There is an expression used in relation to Christian worship which may raise questions and even leave believers confused. That expression is ‘the presence of God’. When we engage in spiritual activities such as reading and meditating on scripture, public and private prayer, corporate hymn singing and listening to sermons, we come into ‘the presence of God’. If that is the case, in what sense is it the case?
There are those occasions in the Bible where the presence of God is obvious. God appeared to Moses in the burning bush. He later appeared to Moses and Moses’ face shone. By way of vision Isaiah was taken into the throne room of heaven and fell down before the presence of the Lord. These are unusual supernatural experiences commonly known as Theophanies or Christophanies.
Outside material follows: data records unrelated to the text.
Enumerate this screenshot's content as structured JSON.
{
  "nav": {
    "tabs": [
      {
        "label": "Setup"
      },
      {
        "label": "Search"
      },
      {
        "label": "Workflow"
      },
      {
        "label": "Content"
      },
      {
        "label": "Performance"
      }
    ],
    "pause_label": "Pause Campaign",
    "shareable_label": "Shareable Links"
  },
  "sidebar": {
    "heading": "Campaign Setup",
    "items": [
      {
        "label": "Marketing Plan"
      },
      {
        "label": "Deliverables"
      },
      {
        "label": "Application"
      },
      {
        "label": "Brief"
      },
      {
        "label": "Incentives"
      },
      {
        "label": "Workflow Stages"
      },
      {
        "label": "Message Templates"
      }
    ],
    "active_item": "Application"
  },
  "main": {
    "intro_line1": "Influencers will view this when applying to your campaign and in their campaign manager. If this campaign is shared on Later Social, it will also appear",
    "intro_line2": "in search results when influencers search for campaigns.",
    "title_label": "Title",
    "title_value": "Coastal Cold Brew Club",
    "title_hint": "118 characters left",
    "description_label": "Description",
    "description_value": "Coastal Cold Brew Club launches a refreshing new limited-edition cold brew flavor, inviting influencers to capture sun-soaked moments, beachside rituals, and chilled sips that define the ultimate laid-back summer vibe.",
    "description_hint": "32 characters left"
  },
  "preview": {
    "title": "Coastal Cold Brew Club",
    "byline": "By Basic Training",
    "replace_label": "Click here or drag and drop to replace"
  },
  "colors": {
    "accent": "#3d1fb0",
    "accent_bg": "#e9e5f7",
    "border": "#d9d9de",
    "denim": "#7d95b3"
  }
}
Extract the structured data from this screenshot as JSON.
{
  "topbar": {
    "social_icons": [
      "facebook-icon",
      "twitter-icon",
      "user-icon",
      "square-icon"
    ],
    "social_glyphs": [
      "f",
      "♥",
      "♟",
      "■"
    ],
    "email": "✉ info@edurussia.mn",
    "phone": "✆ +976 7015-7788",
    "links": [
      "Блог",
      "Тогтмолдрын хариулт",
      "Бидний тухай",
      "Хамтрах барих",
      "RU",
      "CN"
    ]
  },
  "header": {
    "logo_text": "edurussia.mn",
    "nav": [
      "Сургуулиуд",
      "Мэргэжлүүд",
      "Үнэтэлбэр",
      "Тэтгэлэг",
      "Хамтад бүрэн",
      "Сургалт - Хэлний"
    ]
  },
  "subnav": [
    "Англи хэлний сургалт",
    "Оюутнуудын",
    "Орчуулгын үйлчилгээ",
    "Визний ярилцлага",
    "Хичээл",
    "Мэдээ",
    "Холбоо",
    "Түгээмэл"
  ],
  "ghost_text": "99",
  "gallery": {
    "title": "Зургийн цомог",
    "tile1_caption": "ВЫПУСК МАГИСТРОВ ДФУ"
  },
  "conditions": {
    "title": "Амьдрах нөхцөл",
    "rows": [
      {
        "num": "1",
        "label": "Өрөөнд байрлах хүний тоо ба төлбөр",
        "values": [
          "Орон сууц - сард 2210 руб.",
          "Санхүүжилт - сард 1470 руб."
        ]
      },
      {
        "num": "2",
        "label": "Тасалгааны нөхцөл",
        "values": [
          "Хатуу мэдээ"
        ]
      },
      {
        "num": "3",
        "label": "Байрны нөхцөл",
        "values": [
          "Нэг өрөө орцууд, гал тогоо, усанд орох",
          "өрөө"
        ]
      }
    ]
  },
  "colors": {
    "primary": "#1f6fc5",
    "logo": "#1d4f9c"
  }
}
They occur at specific times, to specific people, for specific reasons. I doubt anything like this happens to us when we worship – nor should we expect it to. Further to this, the incarnate Son of God came into the world and graced humanity with the divine presence. None of us however, are in the physical presence of Jesus Christ and won’t be until we go to be with Him. We could add that God is omnipresent – He is everywhere at once. We are in the presence of God every minute of every day irrespective of where we are or what we do. We should also note that believers are the temple of the Holy Spirit whose presence is always with us.
What then, are we to make of the idea that we come into ‘the presence of God’ when we worship? The first thing to note is that the concept is Biblical.
* Psalm 95:1-2, “Oh come, let us sing to the LORD! Let us shout joyfully to the Rock of our salvation. (2) Let us come before His presence with thanksgiving; Let us shout joyfully to Him with psalms.”
* Acts 3:19, “Repent therefore and be converted, that your sins may be blotted out, so that times of refreshing may come from the presence of the Lord”
Other passages may not mention the presence of God specifically yet express the great blessing of corporate worship and the longing we should have to meet with God in that context.
* Psalm 42:1-4, “As the deer pants for the water brooks, so pants my soul for You, O God. (2) My soul thirsts for God, for the living God. When shall I come and appear before God? (3) My tears have been my food day and night, while they continually say to me, “Where is your God?” (4) When I remember these things, I pour out my soul within me. For I used to go with the multitude; I went with them to the house of God, With the voice of joy and praise, with a multitude that kept a pilgrim feast.”
* Psalm 84: 1-2, “How lovely is Your tabernacle, O LORD of hosts! (2) My soul longs, yes, even faints for the courts of the LORD; My heart and my flesh cry out for the living God.”
* Micah 6:6, “With what shall I come before the LORD, and bow myself before the High God? Shall I come before Him with burnt offerings, With calves a year old?”
The presence of God can be understood to mean that realm in which we engage with Him as we meditate, pray and sing. We draw close to Him and He draws close to us (James 4:8). Our presence in His presence means fellowship. He is present to receive our praises and our requests and our confessions. He communicates His Son to us. He imparts understanding and wisdom. He gives assurance and comfort. He brings conviction of sin. He strengthens the downcast and the weary. We may not be transported to heaven’s throne as Isaiah was, yet we are built up and blessed in spirit.
Worship is not a one-sided activity. It is not simply about what we do, but how God meets with us. Let us long for, pray for and rejoice in the presence of God as we come before Him.